When the frequency reaches 30MHz or more, the wavelength will also become shorter. At this time, if only the noise source voltage generated on the power supply line is *price, it does not match the actual interference. Therefore, a method of directly measuring the magnitude of the interference wave* valence noise propagating into the space is adopted, and the noise is called radiation noise. The method of measuring radiation noise includes a method of directly measuring an interference wave of a propagation space by electric field strength and a method of measuring power leaked to a power line.
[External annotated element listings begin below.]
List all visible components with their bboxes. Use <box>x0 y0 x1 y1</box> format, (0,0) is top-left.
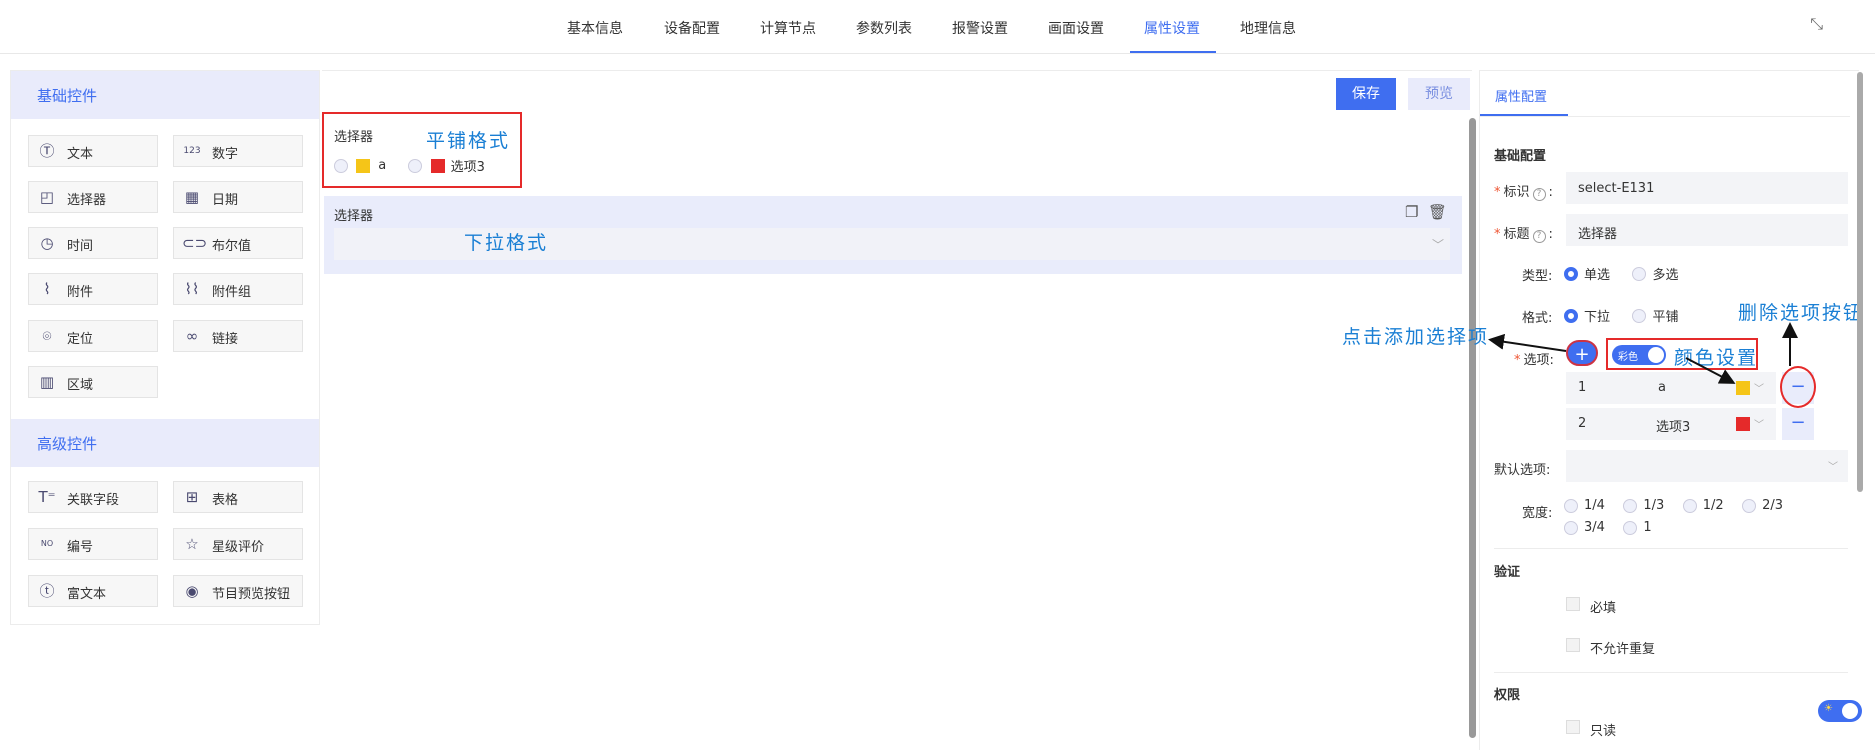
properties-scrollbar[interactable] <box>1857 72 1863 492</box>
required-checkbox[interactable] <box>1566 597 1580 611</box>
radio-width[interactable] <box>1564 521 1578 535</box>
permission-heading: 权限 <box>1494 688 1521 703</box>
divider <box>1494 548 1848 549</box>
arrow-add <box>1488 333 1567 352</box>
validation-heading: 验证 <box>1494 565 1521 580</box>
sun-icon: ☀ <box>1824 703 1833 714</box>
radio-width[interactable] <box>1742 499 1757 513</box>
default-option-label: 默认选项: <box>1494 463 1551 478</box>
no-duplicate-label: 不允许重复 <box>1590 642 1656 657</box>
readonly-checkbox[interactable] <box>1566 720 1580 734</box>
readonly-label: 只读 <box>1590 724 1617 739</box>
divider <box>1494 672 1848 673</box>
chevron-down-icon: ﹀ <box>1828 462 1838 473</box>
radio-width[interactable] <box>1564 499 1578 513</box>
default-option-select[interactable]: ﹀ <box>1566 450 1848 482</box>
width-label: 宽度: <box>1522 506 1553 521</box>
arrow-color <box>1685 357 1736 384</box>
toggle-knob <box>1842 703 1858 719</box>
radio-width[interactable] <box>1682 499 1697 513</box>
radio-width[interactable] <box>1623 499 1638 513</box>
width-radio-group: 1/4 1/3 1/2 2/3 3/4 1 <box>1564 495 1854 539</box>
radio-width[interactable] <box>1623 521 1638 535</box>
theme-toggle[interactable]: ☀ <box>1818 700 1862 722</box>
no-duplicate-checkbox[interactable] <box>1566 638 1580 652</box>
required-label: 必填 <box>1590 601 1617 616</box>
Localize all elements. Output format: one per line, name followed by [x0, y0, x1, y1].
The electromagnetic compatibility test includes the following test contents:
1 Magnetic field sensitivity (immunity) The degree of undesired response of equipment, subsystems or systems to exposure to electromagnetic radiation. The smaller the sensitivity level, the higher the sensitivity and the worse the noise immunity. Includes magnetic field testing of fixed frequency, peak-to-peak value.
2 Electrostatic discharge sensitivity Charge transfer caused by objects with different electrostatic potentials approaching or directly contacting each other. The 300PF capacitor is charged to -15000V and discharged through a 500Ω resistor. Can be overdone, but it should be normal after the release. After the test, data transfer and storage cannot be lost.
3 Power supply transient sensitivity includes spike signal sensitivity (0.5μs, 10μs 2x), voltage transient sensitivity (10%-30%, 30S recovery), frequency transient sensitivity (5%-10%, 30S recovery) ).
4 Radiation sensitivity is a measure of the radiated interference field that causes the device to degrade. (14kHz-1GHz, electric field strength is 1V/M).
5 Conductivity Sensitivity A measure of an interfering signal or voltage on a power supply, control, or signal line when it causes an undesired response from the device or causes its performance to degrade. (30Hz-50kHz/3V, 50kHz -400MHz/1V).
6 Non-operating state magnetic field interference box 4.6m, magnetic flux density is less than 0.525μT; 0.9m, 0.525μT.
7 Working state magnetic field interference upper, lower, left and right AC flux density is less than 0.5mT.
8 Conducted interference interferes with the propagation of the conductor. 10kHz-30MHz, 60(48)dBμV.
9 Radiated interference Electromagnetic interference propagating through electromagnetic waves in space. 10kHz-1000MHz, 30 shielded room 60 (54) μV / m.